Dr Seidik Abba : « La Guinée a parfaitement réussi sa sortie de la transition militaire »
Universitaire et journaliste, Dr Seidik Abba est un spécialiste reconnu des enjeux sécuritaires et politiques au Sahel et en Afrique de l’Ouest, région à laquelle il a consacré de nombreux ouvrages : Mali/Sahel : notre Afghanistan à nous ? (paru en 2022 chez Impacts Éditions), Pour comprendre Boko Haram (paru en 2021 chez L’Harmattan) et Voyage au cœur de Boko Haram. Enquête sur le djihad en Afrique subsaharienne (paru en 2019 chez L’Harmattan). Depuis janvier 2023, il préside le Centre international de réflexions et d’études sur le Sahel (CIRES), un think tank basé à Paris.
Dans cet entretien, Dr Seidik Abba revient sur les enseignements de l’élection présidentielle du 28 décembre 2025 en Guinée et décrypte la manière dont le pays se prépare face à la menace terroriste déjà présente dans la sous-région.
Question : Quels enseignements peut-on tirer de la présidentielle du 28 décembre en Guinée ?
Réponse : Le scrutin présidentiel de dimanche dernier marque la fin de la transition que la Guinée a entamée en septembre 2021 après le coup d’État. Les opérations de vote ont été observées par des centaines d’observateurs nationaux et internationaux, une grande première dans le pays. Il ressort des premiers retours des missions d’observation que le scrutin s’est déroulé sans incidents, tout comme, ajoutent-elles, la campagne qui a été librement menée par les neuf candidats en lice, dont le général Mamadi Doumbouya, président de la transition.
Outre la protection rapprochée des candidats par les forces de défense et de sécurité, le Trésor public guinéen a mis la main à la poche pour les aider à battre campagne, ce qui n’est pas une pratique répandue sur le continent où, généralement, chacun fait campagne selon ses moyens, au détriment des candidats les plus modestes.
Le taux de participation de près de 85 %, donné par la Direction générale des élections, traduit un engouement massif des Guinéens et leur volonté de retour à l’ordre constitutionnel normal. Je rappelle au passage que la nouvelle Constitution a été adoptée avec près de 89 % des voix. Il reste désormais à attendre la proclamation des résultats provisoires et leur confirmation par les institutions habilitées.
Question : La transition qui s’achève aura finalement duré quatre années. Certains regrettent qu’elle ait duré aussi longtemps. Quel est votre avis dans ce débat ?
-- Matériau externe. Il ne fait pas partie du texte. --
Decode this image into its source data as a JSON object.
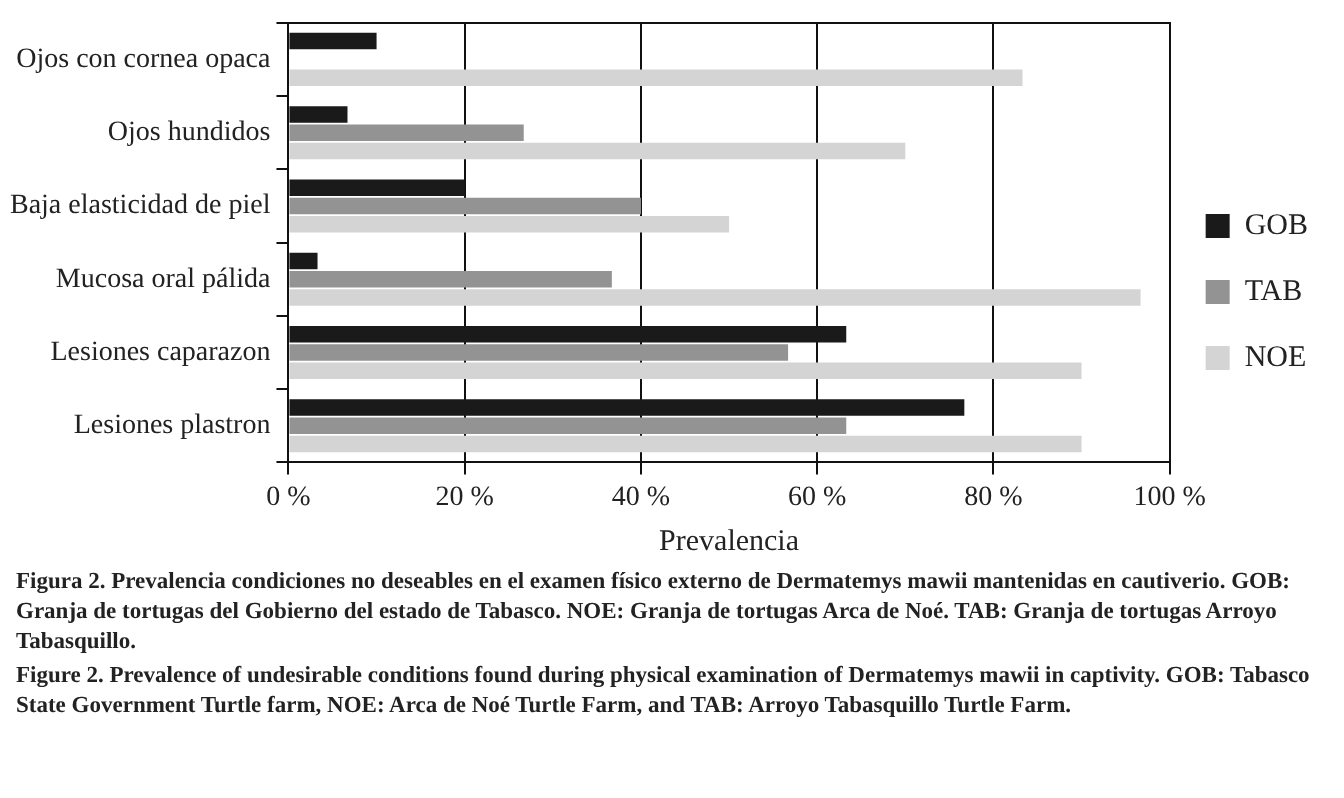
{
  "chart_data": {
    "type": "bar",
    "orientation": "horizontal",
    "xlabel": "Prevalencia",
    "categories": [
      "Ojos con cornea opaca",
      "Ojos hundidos",
      "Baja elasticidad de piel",
      "Mucosa oral pálida",
      "Lesiones caparazon",
      "Lesiones plastron"
    ],
    "series": [
      {
        "name": "GOB",
        "color": "#1a1a1a",
        "values": [
          10,
          6.7,
          20,
          3.3,
          63.3,
          76.7
        ]
      },
      {
        "name": "TAB",
        "color": "#939393",
        "values": [
          0,
          26.7,
          40,
          36.7,
          56.7,
          63.3
        ]
      },
      {
        "name": "NOE",
        "color": "#d4d4d4",
        "values": [
          83.3,
          70,
          50,
          96.7,
          90,
          90
        ]
      }
    ],
    "xlim": [
      0,
      100
    ],
    "xticks": [
      {
        "value": 0,
        "label": "0 %"
      },
      {
        "value": 20,
        "label": "20 %"
      },
      {
        "value": 40,
        "label": "40 %"
      },
      {
        "value": 60,
        "label": "60 %"
      },
      {
        "value": 80,
        "label": "80 %"
      },
      {
        "value": 100,
        "label": "100 %"
      }
    ],
    "grid": "x",
    "legend": "right",
    "annotations": [
      "Figura 2. Prevalencia condiciones no deseables en el examen físico externo de Dermatemys mawii mantenidas en cautiverio. GOB: Granja de tortugas del Gobierno del estado de Tabasco. NOE: Granja de tortugas Arca de Noé. TAB: Granja de tortugas Arroyo Tabasquillo.",
      "Figure 2. Prevalence of undesirable conditions found during physical examination of Dermatemys mawii in captivity. GOB: Tabasco State Government Turtle farm, NOE: Arca de Noé Turtle Farm, and TAB: Arroyo Tabasquillo Turtle Farm."
    ]
  }
}
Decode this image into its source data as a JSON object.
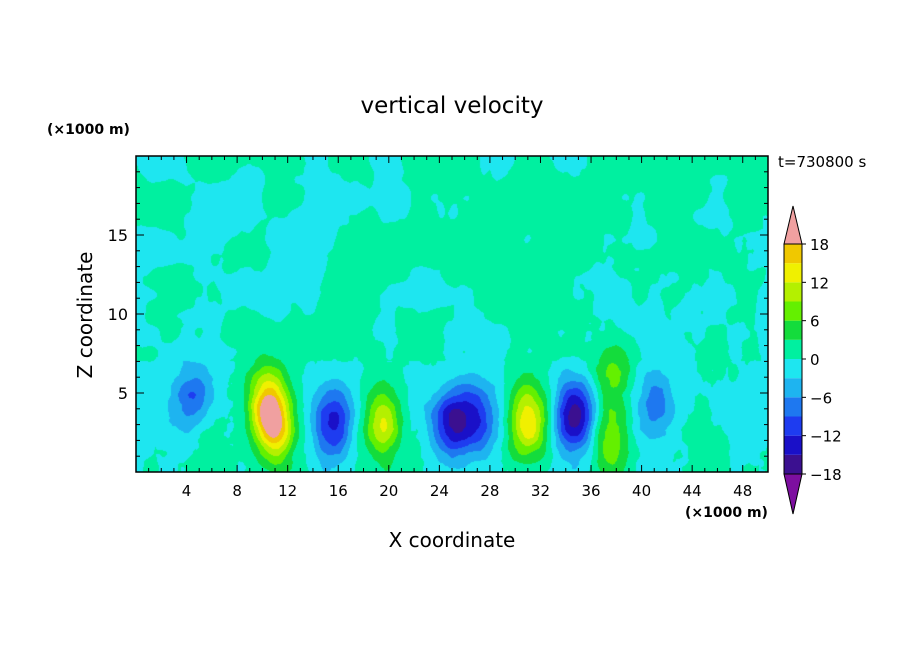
{
  "chart_data": {
    "type": "heatmap",
    "title": "vertical velocity",
    "xlabel": "X coordinate",
    "ylabel": "Z coordinate",
    "x_unit_label": "(×1000 m)",
    "y_unit_label": "(×1000 m)",
    "time_label": "t=730800 s",
    "xlim": [
      0,
      50
    ],
    "ylim": [
      0,
      20
    ],
    "x_ticks": [
      4,
      8,
      12,
      16,
      20,
      24,
      28,
      32,
      36,
      40,
      44,
      48
    ],
    "y_ticks": [
      5,
      10,
      15
    ],
    "colorbar": {
      "min": -21,
      "max": 21,
      "step": 3,
      "tick_values": [
        18,
        12,
        6,
        0,
        -6,
        -12,
        -18
      ],
      "tick_labels": [
        "18",
        "12",
        "6",
        "0",
        "−6",
        "−12",
        "−18"
      ],
      "colors": [
        "#7d0fa0",
        "#3b1090",
        "#1a10c8",
        "#1e3cf0",
        "#1e78f0",
        "#1eb4f0",
        "#1ee6f0",
        "#00f0a0",
        "#14dc3c",
        "#64f000",
        "#b4f000",
        "#f0f000",
        "#f0c800",
        "#f0a000",
        "#f07800",
        "#f04600",
        "#f01414",
        "#f0a0a0"
      ]
    },
    "field_features": [
      {
        "x": 4.5,
        "z": 4.5,
        "w": -8
      },
      {
        "x": 5.5,
        "z": 2.2,
        "w": 3
      },
      {
        "x": 10.3,
        "z": 4.3,
        "w": 16
      },
      {
        "x": 11.2,
        "z": 2.8,
        "w": 14
      },
      {
        "x": 15.5,
        "z": 3.0,
        "w": -12
      },
      {
        "x": 19.5,
        "z": 3.2,
        "w": 13
      },
      {
        "x": 25.0,
        "z": 3.0,
        "w": -13
      },
      {
        "x": 27.0,
        "z": 3.5,
        "w": -10
      },
      {
        "x": 31.0,
        "z": 3.3,
        "w": 16
      },
      {
        "x": 34.8,
        "z": 3.5,
        "w": -16
      },
      {
        "x": 37.5,
        "z": 2.0,
        "w": 9
      },
      {
        "x": 37.7,
        "z": 6.2,
        "w": 7
      },
      {
        "x": 41.0,
        "z": 4.5,
        "w": -6
      },
      {
        "x": 44.5,
        "z": 2.5,
        "w": 2
      }
    ]
  }
}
Réponse : Ce n’est pas tant la durée de la transition qui importe que son efficacité. Il ne sert à rien de faire une transition éclair qui ne pose pas les fondations d’institutions solides. Le choix de la Guinée a été de prendre le temps de repartir sur de nouvelles bases afin d’éviter, à long terme, un retour en arrière.
Sous le leadership du général Mamadi Doumbouya, le pays a mis à profit cette période pour lancer des projets structurants tels que Simandou 2040, comprenant notamment une mine de fer, une aciérie, un chemin de fer de près de 670 kilomètres et un nouveau port à Forécariah, près de Conakry. S’y ajoutent la construction d’infrastructures routières et de bonnes performances économiques ayant permis à la Guinée de devenir la deuxième économie d’Afrique francophone et d’accéder au statut de pays à revenu intermédiaire. Le pays a également renoué avec la communauté financière internationale, qui salue son dynamisme.
Question : Dans le contexte actuel de la menace sécuritaire grandissante en Afrique de l’Ouest, doit-on craindre pour la Guinée ?
Réponse : Il existe effectivement, chez les groupes armés terroristes, une volonté d’élargir leur menace du Sahel vers les pays du golfe de Guinée. Dans le cas de la Guinée, les autorités de transition ont anticipé ces risques en prenant plusieurs initiatives.
Les forces de défense et de sécurité ont été dotées de moyens sans précédent en matière d’équipement, de mobilité, de conditions de travail et de rémunération. La réorganisation des services de renseignement, à travers la création de la Communauté guinéenne du renseignement (CGR), ainsi que la mise en place d’unités antiterroristes spécialisées au sein de la gendarmerie et de la police, illustrent cette volonté de prévention.
Par ailleurs, l’arsenal législatif et réglementaire a évolué pour s’adapter à la menace, avec l’adoption de nouvelles lois visant à prévenir et réprimer les actes terroristes, le financement du terrorisme et le blanchiment des capitaux.